SIMON: Since you announced your resignation, wrote about your resignation, have you heard from any wives of NFL players?

EPSTEIN: Yes, I've been contacted by a number of wives of current and former NFL players about their experiences with domestic violence and their experiences with friends who have experienced domestic violence. And they talk about a broader culture of what I would have to call misogyny within the NFL.

So for example, a woman told me about wives' lunches that the Professional Football Association puts on. Women are invited to a very posh restaurant. They have lunch. They get designer swag to take home with them. And then someone comes and speaks from professional football and talks about things like, there will be nights when your husband comes home from practice and is interested in having sex and you may not be. And that is a moment when we recommend to you that you remember what your husband is doing to support your family and think about that.

Now, in an organization where women are thought of in a way that, for the rest of the world, is reminiscent of life in the 1950s, the work that has to be done to solve the problem of domestic violence needs to dig much deeper and get at the idea of what are appropriate gender roles in our culture.

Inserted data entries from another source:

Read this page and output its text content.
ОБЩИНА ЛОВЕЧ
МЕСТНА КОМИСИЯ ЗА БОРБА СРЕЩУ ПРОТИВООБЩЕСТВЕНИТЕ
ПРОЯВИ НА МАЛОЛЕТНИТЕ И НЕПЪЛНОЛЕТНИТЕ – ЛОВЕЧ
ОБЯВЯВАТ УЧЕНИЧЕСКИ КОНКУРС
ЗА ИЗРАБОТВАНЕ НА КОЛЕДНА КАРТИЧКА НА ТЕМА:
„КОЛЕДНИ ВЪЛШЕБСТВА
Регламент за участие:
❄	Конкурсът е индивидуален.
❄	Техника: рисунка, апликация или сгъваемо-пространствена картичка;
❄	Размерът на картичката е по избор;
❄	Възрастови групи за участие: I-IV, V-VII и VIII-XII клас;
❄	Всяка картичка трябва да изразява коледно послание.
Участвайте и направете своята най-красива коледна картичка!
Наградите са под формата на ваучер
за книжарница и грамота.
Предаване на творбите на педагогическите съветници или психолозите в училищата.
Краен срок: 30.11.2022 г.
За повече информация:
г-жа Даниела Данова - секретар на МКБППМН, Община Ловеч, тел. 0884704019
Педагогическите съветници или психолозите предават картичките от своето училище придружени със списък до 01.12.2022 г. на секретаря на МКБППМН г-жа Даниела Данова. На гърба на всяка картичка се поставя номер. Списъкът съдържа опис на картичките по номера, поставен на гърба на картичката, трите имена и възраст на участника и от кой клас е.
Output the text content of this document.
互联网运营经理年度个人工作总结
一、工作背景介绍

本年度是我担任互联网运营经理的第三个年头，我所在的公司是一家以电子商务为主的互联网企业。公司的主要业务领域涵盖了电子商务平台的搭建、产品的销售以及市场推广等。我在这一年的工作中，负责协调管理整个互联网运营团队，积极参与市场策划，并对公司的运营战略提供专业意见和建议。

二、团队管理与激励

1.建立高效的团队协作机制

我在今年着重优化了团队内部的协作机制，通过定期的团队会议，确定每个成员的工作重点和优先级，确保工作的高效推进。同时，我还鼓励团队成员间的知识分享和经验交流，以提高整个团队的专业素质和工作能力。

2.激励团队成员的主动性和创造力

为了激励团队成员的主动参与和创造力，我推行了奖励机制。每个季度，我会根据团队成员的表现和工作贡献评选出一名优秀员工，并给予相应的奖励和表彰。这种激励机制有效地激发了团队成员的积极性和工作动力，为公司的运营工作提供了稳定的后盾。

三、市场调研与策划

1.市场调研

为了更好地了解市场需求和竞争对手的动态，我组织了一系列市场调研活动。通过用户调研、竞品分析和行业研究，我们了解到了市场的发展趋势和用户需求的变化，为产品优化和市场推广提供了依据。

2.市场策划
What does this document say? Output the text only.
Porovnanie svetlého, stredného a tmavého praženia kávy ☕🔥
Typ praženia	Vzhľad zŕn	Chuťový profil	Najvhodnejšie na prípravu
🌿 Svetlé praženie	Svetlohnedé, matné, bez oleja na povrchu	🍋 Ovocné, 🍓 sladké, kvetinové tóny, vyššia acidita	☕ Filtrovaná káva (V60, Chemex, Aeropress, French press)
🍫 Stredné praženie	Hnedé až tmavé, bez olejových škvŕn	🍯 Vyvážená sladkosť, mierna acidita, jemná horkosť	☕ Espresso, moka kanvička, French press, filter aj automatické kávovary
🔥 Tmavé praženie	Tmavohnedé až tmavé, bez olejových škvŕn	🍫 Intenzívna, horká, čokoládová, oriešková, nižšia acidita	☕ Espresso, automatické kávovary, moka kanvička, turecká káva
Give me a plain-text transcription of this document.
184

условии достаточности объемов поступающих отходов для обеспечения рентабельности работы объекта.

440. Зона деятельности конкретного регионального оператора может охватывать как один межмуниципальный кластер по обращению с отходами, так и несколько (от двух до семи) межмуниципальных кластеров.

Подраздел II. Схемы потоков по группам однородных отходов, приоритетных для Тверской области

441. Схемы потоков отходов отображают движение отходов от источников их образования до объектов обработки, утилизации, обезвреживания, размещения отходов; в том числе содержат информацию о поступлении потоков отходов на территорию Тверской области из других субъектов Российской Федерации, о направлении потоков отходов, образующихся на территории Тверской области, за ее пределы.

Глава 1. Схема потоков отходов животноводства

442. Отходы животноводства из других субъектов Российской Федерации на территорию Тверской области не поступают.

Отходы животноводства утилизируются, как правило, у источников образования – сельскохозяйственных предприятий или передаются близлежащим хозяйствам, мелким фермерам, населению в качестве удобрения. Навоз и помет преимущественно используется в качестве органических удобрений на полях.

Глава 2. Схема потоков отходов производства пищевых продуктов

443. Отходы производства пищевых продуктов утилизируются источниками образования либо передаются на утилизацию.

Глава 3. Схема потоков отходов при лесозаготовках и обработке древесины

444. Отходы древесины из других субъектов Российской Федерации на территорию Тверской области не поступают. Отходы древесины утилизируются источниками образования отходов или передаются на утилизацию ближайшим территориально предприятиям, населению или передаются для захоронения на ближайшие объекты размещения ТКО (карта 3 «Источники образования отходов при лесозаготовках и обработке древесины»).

SIMON: On the offhand chance somebody in the NFL is listening, give us one or two things that you think need to be done.

EPSTEIN: The one thing that I would most recommend is that the NFL Players Association, which is not under any confidentiality agreement, take out its study, make its findings public and go to the players and start implementing them.

SIMON: Deborah Epstein is director of the Georgetown University Law Center's domestic violence clinic. Thanks so much for being with us.

EPSTEIN: Thanks for having me.

SIMON: We asked the NFL Players Association for a response. Deputy Managing Director Terry Smith told us the NFLPA never had plans to release this study. It was only for internal guidance.

TERRY SMITH: We did circulate that report to our player leadership, and we have implemented a number of recommendations made by her, both in that report and over the life of the commission being in existence.

SIMON: As for what Professor Epstein said a player's wife told her about a lunch, Ms. Smith said she couldn't comment on a confidential conversation between Epstein and a player's wife. But she added...

SMITH: I don't know of the existence of any NFLPA lunches for wives. So again, I'm not really sure about that circumstance.

SIMON: Terry Smith says she's disappointed that Professor Epstein called the commission a fig leaf and that the NFL Players Association remains committed to eradicating domestic violence in the world of professional football.